I guess I'm wondering; they didn't tell me what the formula is for computing this estimated monthly payment or for deciding how much income I would need in order to pay my student loans. I get the sense that this is a standard calculation performed by lenders, and so I am curious how to find out what my income would need to be in order to re-apply.

Second, I'm wondering if anyone has had luck getting credit unions or banks to consider your actual payments while in-school instead of these imaginary payments they think you need to be paying. I get the sense that this is the reason that other lenders are denying me as well, but I'm not really sure where to go from here.

Finally, given that I have 5 other cards, maybe I should just close this one and get my deposit back? But on the other hand, that would mean a closure of a 6 year account and a drop in total credit by $1750, which seems terrible. It just seems unfair that I won't ever get that deposit back despite having paid on time for so many years and demonstrating I can handle that level of credit, but I guess there's nothing "fair" about the credit game...

1 Answer 1


If it were me, I'd close the account and get the deposit back.

Take that $1750 and bank it up.

Your credit score is only useful when you need credit - that $1750, if saved, is one step closer to preventing you from needing to borrow money the next time, which would make your credit score a bit less relevant.

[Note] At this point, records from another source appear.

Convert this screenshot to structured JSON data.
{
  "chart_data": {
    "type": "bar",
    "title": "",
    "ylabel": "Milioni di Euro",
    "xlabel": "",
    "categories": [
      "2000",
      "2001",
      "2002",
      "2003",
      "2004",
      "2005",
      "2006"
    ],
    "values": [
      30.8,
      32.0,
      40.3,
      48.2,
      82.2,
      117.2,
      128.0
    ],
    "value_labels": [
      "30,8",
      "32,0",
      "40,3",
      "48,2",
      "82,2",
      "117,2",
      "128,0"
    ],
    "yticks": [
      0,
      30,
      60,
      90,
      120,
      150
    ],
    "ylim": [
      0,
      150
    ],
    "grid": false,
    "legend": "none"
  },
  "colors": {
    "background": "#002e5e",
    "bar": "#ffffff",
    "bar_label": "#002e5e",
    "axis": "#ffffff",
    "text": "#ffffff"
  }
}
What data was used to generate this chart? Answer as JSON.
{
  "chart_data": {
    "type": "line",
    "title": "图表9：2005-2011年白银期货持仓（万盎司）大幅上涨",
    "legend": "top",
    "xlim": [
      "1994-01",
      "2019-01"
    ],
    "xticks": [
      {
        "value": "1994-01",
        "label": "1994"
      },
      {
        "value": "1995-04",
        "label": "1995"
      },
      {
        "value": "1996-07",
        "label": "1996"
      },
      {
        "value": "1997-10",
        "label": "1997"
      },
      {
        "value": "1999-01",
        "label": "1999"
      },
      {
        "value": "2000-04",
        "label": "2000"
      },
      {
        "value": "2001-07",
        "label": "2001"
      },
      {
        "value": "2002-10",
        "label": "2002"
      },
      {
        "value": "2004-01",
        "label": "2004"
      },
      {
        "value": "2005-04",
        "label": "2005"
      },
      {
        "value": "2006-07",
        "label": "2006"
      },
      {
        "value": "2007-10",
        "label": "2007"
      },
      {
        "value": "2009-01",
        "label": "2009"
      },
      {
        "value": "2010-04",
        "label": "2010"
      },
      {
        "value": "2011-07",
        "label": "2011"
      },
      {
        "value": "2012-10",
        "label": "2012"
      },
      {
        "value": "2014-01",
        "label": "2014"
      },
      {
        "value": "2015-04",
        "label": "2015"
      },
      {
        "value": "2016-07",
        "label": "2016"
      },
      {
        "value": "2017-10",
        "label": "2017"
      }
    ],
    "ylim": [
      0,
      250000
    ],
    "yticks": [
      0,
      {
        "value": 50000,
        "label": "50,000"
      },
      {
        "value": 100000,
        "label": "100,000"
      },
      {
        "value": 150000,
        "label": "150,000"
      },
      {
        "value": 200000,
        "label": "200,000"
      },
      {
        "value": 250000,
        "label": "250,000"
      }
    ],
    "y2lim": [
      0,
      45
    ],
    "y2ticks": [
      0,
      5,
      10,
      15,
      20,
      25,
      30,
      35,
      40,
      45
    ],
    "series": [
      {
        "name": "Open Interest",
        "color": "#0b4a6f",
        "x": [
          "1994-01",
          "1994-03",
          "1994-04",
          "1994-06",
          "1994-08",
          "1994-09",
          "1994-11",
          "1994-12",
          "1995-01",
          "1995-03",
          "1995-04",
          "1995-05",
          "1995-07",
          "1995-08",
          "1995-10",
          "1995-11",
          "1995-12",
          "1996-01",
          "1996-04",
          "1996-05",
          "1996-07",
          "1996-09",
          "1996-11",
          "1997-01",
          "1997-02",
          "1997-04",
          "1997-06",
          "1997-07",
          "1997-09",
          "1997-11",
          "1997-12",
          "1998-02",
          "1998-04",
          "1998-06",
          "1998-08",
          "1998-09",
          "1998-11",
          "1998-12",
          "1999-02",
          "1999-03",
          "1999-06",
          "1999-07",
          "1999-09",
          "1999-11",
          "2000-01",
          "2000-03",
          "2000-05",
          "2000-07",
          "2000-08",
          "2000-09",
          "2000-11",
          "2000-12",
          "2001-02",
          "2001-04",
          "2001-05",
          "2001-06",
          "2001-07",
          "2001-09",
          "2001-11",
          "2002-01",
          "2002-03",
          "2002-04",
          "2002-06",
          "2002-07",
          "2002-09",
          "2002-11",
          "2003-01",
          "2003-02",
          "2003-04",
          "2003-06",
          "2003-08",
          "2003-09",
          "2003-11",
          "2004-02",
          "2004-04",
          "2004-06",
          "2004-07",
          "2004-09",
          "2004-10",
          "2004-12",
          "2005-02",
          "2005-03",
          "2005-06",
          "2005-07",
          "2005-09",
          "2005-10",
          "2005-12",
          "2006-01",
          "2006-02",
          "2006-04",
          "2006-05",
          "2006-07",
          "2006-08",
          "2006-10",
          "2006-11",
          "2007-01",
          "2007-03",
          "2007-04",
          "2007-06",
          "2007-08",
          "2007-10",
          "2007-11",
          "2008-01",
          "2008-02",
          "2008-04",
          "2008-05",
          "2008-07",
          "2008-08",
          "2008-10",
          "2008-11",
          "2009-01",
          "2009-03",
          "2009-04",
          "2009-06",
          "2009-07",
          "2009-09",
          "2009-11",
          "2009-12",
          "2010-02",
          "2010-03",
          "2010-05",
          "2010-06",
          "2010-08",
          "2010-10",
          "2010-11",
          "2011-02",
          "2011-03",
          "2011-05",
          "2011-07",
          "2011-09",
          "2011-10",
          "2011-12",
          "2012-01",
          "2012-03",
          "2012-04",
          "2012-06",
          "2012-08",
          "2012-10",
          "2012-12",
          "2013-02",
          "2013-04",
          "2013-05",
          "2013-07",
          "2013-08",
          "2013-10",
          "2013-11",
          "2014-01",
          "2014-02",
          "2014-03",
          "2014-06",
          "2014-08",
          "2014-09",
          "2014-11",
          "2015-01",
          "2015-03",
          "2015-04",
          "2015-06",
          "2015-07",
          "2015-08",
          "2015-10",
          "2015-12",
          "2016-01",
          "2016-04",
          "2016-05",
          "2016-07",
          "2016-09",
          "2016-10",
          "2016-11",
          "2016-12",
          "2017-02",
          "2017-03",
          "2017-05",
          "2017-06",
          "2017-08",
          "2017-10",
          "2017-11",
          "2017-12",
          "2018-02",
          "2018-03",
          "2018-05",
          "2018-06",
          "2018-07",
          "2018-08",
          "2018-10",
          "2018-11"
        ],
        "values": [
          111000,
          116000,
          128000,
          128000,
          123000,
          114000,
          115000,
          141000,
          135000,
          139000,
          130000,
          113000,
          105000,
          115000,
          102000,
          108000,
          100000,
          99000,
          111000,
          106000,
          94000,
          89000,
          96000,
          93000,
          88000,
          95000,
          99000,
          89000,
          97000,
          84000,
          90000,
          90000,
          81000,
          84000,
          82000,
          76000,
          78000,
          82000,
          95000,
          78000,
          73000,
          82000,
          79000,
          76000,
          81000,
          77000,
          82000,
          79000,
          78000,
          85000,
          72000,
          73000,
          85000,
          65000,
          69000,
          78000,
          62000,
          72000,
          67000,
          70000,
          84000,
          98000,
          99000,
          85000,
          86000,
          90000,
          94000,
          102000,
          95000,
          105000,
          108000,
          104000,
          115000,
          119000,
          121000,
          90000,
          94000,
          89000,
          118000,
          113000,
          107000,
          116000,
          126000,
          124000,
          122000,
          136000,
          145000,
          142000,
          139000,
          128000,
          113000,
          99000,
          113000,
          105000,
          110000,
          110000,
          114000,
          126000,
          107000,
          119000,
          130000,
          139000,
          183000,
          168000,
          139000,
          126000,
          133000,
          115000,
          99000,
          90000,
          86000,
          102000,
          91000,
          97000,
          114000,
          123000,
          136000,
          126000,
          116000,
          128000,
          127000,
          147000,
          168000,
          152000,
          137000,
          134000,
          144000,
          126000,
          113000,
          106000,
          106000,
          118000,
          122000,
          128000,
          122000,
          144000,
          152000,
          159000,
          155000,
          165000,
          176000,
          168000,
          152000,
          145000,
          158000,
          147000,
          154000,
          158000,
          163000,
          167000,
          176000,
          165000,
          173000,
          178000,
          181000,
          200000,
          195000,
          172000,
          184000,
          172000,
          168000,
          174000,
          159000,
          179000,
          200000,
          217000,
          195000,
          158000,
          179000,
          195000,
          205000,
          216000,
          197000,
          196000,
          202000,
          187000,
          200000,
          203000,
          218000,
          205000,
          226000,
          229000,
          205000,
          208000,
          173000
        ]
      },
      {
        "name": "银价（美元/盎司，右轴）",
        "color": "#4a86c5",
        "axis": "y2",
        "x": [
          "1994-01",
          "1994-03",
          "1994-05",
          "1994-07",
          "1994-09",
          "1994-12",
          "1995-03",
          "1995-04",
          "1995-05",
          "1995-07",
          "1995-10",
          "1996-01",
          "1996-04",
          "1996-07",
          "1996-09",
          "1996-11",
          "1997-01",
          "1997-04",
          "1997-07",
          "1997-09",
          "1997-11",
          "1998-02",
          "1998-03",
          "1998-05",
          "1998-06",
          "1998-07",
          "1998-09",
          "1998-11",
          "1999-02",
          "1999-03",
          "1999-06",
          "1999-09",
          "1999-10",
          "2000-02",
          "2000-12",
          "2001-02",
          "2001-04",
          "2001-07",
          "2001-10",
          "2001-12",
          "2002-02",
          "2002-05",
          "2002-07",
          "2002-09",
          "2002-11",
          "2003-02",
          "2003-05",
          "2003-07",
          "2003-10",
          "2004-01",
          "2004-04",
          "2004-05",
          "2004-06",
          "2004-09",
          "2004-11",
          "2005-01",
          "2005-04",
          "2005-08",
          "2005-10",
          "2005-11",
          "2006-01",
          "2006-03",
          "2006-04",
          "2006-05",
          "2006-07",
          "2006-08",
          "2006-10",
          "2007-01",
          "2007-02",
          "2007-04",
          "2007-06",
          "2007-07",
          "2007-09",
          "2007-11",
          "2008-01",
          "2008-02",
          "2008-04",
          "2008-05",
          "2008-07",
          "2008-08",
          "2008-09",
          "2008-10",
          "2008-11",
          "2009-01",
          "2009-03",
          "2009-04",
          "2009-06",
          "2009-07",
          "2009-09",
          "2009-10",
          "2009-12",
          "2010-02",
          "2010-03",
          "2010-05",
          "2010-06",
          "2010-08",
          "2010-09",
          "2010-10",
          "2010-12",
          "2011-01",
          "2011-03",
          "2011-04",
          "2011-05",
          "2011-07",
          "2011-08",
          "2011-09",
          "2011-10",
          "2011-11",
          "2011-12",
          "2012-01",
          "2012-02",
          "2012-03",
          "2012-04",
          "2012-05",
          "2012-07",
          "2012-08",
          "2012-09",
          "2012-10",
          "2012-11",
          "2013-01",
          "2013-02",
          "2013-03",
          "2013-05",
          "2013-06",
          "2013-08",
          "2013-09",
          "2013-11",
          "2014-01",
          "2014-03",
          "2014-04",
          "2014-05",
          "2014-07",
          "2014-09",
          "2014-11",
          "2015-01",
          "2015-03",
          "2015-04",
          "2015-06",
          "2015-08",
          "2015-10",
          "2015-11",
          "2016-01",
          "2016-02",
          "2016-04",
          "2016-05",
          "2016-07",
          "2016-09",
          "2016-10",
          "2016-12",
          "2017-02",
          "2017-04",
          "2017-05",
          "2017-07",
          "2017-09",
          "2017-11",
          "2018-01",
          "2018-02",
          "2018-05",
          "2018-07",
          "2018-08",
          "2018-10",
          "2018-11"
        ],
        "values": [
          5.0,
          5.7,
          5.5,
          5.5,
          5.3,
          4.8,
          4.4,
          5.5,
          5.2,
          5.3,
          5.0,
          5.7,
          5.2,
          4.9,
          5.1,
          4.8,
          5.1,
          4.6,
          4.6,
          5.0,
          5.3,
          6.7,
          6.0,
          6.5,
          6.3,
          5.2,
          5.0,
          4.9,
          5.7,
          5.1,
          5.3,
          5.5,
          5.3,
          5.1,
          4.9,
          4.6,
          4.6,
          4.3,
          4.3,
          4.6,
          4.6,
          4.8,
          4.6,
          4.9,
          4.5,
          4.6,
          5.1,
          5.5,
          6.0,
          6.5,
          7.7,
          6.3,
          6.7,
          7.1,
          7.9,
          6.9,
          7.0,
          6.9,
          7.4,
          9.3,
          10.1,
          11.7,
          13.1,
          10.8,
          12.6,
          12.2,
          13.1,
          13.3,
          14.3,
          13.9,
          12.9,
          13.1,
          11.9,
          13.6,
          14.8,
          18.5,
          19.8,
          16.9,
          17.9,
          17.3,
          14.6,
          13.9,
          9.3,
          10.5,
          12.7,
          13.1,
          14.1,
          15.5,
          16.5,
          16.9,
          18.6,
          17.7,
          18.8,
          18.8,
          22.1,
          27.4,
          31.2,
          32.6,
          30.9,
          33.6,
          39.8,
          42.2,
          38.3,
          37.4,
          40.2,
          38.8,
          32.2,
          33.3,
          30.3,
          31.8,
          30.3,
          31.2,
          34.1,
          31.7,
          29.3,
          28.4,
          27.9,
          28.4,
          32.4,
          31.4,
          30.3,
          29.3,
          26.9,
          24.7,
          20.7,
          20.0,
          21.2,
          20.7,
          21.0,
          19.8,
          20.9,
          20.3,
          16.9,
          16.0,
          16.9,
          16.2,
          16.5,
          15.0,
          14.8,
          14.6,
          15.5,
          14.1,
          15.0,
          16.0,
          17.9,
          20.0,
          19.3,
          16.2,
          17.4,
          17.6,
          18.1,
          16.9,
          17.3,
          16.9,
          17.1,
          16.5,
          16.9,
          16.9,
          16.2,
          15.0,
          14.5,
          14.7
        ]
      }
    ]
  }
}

Especially with those loans and 5 other cards - one account closing now might lower your average age of accounts, but it shouldn't make a significant difference to your score or report

Also - if you're relatively young and have a thin credit file, and are looking for a new unsecured line to open, try capital one s journey or other "student" cards. They have relatively low criteria for entry and will be unsecured, with automatic credit line increases (that's what I started with)

If you already have 5 open cards, I wouldn't worry too much about closing one. Keep your balances in check, NEVER MISS A PAYMENT, and you'll be perfectly fine.

That debt to income calculation they're doing sounds weird, I would imagine you'd be able to overcome that with other card issues but I'm not sure.